After a lengthy break-up with the New York Times, I’ve started a relationship with the LA times and things are going swimmingly. I like the LA times and I really, despite my earlier prejudices, love LA. Me and the LA times spent the morning reading about bilingual education and closing the racial achievement gap. Brava LA times, brava!
Both articles address self-esteem as a critical factor for achievement. Unsurprisingly, students of color (who are the majority of English language learners) do drastically better on standardized tests when they are told or when they read about and believe in their potential to succeed. While this is common sense, it’s also just really sad. I mean if so much of the effects of racism could be addressed just be performing love, support, caring and building self-esteem on the daily, it’s really disheartening that we haven’t, as a culture, done that writ large. In fact, we, as a culture, do the opposite daily (read more about microaggressions here). I’m really glad that there are classrooms in our nation where this isn’t the case, but I’m disheartened by the fact that it’s not the case in every single classroom from California to the New York islands.
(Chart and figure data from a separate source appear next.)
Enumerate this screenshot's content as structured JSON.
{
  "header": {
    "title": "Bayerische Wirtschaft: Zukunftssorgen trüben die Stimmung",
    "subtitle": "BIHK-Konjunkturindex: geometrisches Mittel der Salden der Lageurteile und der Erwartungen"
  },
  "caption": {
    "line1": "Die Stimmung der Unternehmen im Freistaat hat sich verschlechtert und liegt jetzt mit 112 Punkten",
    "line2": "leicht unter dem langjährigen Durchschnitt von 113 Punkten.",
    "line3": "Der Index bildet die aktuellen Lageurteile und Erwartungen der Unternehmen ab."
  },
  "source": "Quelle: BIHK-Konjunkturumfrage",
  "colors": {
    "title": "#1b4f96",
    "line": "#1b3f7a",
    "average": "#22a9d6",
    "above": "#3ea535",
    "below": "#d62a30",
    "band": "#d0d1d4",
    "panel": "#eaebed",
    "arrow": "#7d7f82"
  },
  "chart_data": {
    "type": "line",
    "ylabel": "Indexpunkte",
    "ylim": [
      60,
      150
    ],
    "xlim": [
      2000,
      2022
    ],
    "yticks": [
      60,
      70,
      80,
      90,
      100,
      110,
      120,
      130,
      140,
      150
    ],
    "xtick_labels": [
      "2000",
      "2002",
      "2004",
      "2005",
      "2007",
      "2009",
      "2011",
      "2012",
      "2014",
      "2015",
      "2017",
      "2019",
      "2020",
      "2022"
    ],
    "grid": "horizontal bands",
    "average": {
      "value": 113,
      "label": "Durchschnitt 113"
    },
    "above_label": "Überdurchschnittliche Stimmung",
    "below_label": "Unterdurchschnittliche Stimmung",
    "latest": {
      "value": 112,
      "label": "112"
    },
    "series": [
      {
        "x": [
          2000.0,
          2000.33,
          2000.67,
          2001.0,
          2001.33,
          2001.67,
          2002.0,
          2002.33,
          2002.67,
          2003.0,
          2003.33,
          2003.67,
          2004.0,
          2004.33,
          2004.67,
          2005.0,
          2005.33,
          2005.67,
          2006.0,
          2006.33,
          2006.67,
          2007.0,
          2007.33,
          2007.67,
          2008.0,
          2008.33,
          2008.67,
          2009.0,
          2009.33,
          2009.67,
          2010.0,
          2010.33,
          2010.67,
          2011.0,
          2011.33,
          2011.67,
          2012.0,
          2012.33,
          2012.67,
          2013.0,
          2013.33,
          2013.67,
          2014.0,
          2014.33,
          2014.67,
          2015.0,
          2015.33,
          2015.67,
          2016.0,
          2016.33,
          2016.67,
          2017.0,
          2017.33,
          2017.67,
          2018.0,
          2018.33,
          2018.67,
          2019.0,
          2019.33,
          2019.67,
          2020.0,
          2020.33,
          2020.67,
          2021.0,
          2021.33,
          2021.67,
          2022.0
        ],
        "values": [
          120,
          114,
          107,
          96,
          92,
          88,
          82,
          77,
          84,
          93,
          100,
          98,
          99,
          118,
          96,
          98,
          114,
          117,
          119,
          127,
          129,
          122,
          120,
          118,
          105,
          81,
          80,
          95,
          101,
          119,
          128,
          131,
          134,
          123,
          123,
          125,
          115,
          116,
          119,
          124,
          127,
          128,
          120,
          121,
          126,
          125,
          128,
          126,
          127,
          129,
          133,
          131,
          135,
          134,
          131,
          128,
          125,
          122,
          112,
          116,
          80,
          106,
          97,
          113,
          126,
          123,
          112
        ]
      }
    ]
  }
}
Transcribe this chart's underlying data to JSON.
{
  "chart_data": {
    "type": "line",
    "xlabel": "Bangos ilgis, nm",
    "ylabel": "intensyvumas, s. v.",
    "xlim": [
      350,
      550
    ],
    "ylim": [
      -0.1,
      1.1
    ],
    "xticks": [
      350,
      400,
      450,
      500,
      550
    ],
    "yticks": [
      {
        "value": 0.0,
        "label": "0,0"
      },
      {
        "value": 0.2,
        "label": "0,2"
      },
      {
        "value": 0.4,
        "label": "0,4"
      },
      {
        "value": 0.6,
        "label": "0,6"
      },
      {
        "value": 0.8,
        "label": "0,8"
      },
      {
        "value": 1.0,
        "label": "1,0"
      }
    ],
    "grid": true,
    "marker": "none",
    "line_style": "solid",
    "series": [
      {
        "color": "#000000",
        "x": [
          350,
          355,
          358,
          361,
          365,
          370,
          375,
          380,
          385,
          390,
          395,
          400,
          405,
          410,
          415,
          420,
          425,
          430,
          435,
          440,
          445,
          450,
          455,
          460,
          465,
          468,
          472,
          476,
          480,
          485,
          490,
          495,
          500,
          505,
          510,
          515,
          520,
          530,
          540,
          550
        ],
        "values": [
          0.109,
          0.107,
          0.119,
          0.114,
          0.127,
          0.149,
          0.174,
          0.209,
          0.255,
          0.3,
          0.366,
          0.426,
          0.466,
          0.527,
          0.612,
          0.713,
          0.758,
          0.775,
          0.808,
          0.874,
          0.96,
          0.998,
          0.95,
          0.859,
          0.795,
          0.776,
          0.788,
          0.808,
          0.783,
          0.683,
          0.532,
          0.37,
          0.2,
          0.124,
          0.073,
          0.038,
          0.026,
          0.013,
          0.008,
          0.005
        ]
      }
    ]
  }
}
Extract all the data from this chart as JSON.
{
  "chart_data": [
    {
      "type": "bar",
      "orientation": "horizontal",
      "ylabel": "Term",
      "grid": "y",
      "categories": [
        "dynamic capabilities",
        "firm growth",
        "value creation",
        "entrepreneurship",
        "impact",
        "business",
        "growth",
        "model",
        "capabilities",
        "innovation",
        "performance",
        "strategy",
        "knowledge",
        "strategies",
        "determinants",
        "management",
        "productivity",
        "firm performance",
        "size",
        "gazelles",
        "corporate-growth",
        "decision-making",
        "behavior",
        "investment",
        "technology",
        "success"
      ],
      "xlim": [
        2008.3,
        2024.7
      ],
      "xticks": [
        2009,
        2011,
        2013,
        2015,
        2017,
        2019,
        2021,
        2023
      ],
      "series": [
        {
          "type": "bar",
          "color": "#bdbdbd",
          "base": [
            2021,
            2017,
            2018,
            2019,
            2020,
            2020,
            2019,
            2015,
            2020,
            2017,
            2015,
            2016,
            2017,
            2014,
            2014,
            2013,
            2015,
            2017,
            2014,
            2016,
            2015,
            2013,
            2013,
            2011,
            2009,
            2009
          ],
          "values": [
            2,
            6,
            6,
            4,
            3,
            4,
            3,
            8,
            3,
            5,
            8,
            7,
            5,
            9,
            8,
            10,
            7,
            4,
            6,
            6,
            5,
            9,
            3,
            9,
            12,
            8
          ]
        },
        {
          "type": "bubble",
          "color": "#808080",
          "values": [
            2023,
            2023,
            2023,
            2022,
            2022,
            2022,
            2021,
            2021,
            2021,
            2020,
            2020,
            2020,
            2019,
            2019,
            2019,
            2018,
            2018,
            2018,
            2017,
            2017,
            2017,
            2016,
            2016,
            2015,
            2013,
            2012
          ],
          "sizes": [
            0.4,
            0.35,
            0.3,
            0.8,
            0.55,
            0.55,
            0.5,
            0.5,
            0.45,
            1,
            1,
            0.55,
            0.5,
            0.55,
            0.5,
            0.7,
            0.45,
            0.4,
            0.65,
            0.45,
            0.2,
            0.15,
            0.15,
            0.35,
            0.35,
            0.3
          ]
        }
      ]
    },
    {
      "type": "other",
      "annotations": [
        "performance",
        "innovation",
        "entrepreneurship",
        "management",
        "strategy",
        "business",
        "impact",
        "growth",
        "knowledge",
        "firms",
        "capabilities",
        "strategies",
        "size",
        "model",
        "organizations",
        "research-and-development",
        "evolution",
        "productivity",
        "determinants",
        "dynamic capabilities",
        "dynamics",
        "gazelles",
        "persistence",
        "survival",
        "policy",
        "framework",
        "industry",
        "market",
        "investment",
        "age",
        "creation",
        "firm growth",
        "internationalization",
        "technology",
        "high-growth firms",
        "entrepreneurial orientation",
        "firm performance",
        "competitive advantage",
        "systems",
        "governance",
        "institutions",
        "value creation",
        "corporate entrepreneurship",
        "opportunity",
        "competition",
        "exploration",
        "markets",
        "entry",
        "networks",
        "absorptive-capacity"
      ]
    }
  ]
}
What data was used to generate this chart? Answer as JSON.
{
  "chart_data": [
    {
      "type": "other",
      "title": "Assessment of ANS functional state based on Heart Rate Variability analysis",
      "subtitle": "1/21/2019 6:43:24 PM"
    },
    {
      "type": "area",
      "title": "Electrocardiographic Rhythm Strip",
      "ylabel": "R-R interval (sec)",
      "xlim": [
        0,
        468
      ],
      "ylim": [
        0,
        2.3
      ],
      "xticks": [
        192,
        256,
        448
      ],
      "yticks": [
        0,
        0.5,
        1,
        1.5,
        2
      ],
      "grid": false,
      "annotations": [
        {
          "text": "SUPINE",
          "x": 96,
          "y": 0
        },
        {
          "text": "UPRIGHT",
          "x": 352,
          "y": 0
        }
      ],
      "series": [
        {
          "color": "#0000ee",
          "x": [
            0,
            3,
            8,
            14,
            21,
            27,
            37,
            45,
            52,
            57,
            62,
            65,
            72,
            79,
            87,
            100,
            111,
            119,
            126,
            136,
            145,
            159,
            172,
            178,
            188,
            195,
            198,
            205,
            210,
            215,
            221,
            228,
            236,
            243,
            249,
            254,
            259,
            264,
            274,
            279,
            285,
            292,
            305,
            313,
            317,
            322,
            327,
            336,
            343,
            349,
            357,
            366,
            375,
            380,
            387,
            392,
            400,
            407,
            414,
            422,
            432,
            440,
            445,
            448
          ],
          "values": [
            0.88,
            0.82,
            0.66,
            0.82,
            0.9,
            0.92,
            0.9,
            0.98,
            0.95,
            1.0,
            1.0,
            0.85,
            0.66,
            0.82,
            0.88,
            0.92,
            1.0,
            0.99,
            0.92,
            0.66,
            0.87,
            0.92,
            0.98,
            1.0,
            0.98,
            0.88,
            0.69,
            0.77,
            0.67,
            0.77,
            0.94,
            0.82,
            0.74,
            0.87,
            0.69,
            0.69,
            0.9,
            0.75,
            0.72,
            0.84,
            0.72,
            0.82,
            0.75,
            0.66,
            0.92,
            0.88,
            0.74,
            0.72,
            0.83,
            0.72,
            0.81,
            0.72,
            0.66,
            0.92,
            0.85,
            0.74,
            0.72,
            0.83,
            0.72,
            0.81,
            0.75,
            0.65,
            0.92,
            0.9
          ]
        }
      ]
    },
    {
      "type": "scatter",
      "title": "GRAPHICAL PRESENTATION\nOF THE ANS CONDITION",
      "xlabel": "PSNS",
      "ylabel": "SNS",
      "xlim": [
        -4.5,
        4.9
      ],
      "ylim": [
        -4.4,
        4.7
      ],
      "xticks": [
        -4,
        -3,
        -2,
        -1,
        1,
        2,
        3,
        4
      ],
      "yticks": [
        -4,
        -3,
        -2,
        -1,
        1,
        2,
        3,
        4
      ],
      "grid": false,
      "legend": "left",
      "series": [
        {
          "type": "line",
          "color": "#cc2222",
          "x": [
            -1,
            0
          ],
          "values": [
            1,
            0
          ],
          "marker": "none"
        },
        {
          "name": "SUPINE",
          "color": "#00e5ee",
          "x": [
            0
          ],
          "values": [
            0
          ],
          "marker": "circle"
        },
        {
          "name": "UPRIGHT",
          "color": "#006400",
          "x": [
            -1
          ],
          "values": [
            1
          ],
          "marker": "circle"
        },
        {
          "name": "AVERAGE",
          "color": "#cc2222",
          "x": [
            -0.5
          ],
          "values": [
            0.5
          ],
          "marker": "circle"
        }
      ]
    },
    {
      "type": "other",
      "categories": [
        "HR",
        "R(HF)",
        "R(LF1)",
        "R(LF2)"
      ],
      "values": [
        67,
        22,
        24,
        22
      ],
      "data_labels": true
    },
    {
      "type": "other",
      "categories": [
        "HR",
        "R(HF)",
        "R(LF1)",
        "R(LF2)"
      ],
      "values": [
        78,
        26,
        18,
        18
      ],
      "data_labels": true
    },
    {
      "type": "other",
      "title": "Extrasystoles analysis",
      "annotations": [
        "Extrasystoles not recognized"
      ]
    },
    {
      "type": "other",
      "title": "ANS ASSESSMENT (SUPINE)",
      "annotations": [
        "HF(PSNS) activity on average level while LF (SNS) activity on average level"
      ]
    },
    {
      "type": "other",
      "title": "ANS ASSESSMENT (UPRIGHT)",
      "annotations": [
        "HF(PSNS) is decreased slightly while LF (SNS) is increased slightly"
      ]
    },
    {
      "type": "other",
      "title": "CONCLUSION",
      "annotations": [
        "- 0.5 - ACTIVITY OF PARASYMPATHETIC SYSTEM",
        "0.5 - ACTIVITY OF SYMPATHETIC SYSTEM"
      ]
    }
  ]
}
Let me just go on ahead and digress before I get too upset.
Teaching math in Spanish may very well come with cognitive advantages. The way that the concept of equal is expressed in Spanish may actually help students better understand how to solve for x when they learn algebra. The jury’s still out on the data here - but learning math is language based and research has shown that the structure of Chinese numbers makes it easy for students to learn base ten counting. Still, looking at language while controlling for economics, culture, gender, teacher education and all that jazz make finding an answer complicated and challenging. I mean, there’s a wide array of levels of achievement in Latin America, with Cuba at the top (so obviously it’s not all language). There’s also a lot of women (comparatively) teaching math in Cuba too. Anyway – my point is this – we already know that people learn better when their native language is respected and likewise their dignity is honored. So that alone justifies teaching math in Spanish (or whatever other language students speak). However let’s not stop there, let’s look at what might work specifically in Spanish and in English, giving students the linguistic and literacy skills to use both and the historical knowledge that folks of color can be and are brilliant mathematicians and students, cause apparently, that can make all the difference.